Timothy Dolan, Cardinale e arcivescovo di New York, ha avuto il suo primo incontro con Bergoglio dopo le dimissioni di Ratzinger.

«Ero un cardinale relativamente nuovo al momento delle congregazioni, quindi prima e dopo le congregazioni cercavo di incontrare tutti miei confratelli cardinali che potevo. In una pausa, mentre bevevo una tazza di caffè, sentii qualcuno toccarmi sulla spalla. Mi voltai, quella persona mi strinse la mano e mi disse: “Mi chiamo Jorge Bergoglio. Penso che lei sia Timothy Dolan e volevo conoscerla”. Sono rimasto impressionato dal suo approccio così diretto per conoscermi, e questa sua caratteristica mi ha colpito fin dall’inizio».

Il sedile posteriore

Dolan ha in comune con il papa un forte senso dell’umorismo. «Mi prese in giro – evoca il cardinale di New York – quando eravamo nel bel mezzo dei preparativi per la sua visita pastorale a New York nel 2015. Ricordo che voleva usare una comune automobile, ma aveva detto al suo accompagnatore di assicurarsi che potessi stare sul sedile posteriore di qualunque macchina usasse!

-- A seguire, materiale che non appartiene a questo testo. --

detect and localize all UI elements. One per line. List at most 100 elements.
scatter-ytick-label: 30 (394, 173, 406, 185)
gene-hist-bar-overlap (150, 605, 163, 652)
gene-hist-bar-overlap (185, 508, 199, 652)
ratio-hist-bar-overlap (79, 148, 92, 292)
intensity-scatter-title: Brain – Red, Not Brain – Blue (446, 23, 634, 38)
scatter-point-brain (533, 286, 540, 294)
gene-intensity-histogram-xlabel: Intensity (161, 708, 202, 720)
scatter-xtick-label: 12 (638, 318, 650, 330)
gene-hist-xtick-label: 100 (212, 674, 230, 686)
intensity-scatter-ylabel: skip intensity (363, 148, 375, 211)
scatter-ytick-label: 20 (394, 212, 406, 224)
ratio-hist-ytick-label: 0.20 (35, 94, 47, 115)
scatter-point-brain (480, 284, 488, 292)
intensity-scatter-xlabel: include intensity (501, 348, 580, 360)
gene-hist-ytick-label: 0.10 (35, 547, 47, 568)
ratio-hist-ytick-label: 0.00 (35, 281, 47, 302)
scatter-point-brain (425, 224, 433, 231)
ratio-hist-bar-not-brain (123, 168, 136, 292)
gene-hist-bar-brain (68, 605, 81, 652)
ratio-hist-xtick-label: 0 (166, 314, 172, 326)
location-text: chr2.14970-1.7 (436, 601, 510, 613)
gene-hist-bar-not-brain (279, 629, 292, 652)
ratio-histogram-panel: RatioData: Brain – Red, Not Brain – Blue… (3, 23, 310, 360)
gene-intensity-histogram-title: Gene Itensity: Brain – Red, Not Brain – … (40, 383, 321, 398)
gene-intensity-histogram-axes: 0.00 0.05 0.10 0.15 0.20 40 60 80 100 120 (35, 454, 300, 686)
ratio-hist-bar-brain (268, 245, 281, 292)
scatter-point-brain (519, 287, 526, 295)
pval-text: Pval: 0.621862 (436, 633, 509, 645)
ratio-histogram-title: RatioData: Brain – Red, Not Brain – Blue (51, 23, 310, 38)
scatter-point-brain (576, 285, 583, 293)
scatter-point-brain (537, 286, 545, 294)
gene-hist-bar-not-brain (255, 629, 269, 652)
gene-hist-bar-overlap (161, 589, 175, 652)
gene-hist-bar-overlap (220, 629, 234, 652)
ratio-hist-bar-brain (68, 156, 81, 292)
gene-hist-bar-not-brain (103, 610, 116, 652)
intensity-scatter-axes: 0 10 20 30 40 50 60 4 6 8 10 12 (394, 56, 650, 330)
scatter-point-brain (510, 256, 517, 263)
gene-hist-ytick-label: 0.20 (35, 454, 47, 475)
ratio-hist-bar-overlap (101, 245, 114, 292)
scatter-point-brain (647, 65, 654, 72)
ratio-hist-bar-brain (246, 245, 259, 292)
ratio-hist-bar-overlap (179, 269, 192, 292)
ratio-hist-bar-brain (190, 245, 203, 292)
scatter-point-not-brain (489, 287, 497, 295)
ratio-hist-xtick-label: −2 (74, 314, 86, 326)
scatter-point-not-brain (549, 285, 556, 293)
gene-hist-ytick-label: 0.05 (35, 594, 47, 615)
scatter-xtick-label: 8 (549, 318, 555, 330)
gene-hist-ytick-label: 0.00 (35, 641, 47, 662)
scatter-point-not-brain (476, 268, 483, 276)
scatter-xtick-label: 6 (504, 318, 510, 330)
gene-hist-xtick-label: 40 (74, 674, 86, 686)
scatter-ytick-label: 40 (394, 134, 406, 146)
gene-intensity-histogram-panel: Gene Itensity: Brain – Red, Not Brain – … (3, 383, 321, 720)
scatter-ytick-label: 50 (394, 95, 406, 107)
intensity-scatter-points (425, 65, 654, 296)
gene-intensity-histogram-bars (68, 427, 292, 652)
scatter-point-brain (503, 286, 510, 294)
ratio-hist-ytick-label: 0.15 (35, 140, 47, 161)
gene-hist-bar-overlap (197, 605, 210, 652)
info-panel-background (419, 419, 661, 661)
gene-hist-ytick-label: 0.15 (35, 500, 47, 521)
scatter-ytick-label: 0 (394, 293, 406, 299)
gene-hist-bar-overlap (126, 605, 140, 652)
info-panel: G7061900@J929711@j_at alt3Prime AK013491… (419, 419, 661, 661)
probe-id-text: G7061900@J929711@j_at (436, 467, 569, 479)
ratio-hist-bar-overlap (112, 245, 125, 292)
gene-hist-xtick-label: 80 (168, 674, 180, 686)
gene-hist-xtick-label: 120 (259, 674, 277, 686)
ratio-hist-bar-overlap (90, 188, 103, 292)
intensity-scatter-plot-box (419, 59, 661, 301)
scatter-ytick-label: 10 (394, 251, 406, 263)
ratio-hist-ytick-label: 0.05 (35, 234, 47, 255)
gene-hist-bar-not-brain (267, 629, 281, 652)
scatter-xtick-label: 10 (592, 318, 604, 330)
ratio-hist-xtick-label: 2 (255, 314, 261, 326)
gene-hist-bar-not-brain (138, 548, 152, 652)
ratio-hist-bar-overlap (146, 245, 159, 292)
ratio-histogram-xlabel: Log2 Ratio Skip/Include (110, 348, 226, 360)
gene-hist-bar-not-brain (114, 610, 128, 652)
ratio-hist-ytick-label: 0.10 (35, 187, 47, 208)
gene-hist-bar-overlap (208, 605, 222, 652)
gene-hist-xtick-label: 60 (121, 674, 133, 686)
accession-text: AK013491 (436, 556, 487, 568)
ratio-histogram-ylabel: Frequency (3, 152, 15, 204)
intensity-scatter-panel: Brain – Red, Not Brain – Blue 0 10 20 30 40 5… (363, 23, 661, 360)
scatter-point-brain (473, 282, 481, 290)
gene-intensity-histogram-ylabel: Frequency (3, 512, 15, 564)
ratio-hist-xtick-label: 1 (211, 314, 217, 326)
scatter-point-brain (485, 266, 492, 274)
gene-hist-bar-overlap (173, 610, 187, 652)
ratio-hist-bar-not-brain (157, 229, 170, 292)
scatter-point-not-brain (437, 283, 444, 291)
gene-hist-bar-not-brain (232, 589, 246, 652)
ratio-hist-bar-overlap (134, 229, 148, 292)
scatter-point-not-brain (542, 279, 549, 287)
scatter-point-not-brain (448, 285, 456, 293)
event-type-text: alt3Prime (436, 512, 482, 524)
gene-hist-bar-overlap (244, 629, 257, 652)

Penso che sapesse che ero un uomo corpulento, che stavo agli scherzi e che anche a me piaceva scherzare, così mi sono sentito immediatamente a mio agio con lui».

Le due gocce di whiskey

Poi, a conclusione della sua visita a New York, «quando eravamo sull’elicottero che lo riportava all’aeroporto per dirigersi verso Philadelphia – ricorda Dolan – prese una bottiglia d’acqua e chiese se ne volevo una anch’io. Gli risposi: “Santo Padre, in verità sì, ho molta sete. Ho bevuto poco nelle 34 ore in cui lei è stato qui, perché non si sa mai se si riesce a trovare un bagno!”. Rise e disse: “So cosa vuol dire. Non beve nulla?”. Sorrisi e ammisi: “Prenderò poi un goccio di whiskey Jameson”, e lui rise di gusto. Qualche minuto dopo, una volta atterrati, mentre si dirigeva verso la scaletta dell’aereo, fui l’ultimo a stringergli la mano. Si fermò, mi guardò e disse: “Oggi beva due gocci di Jameson per festeggiare una visita così bella”».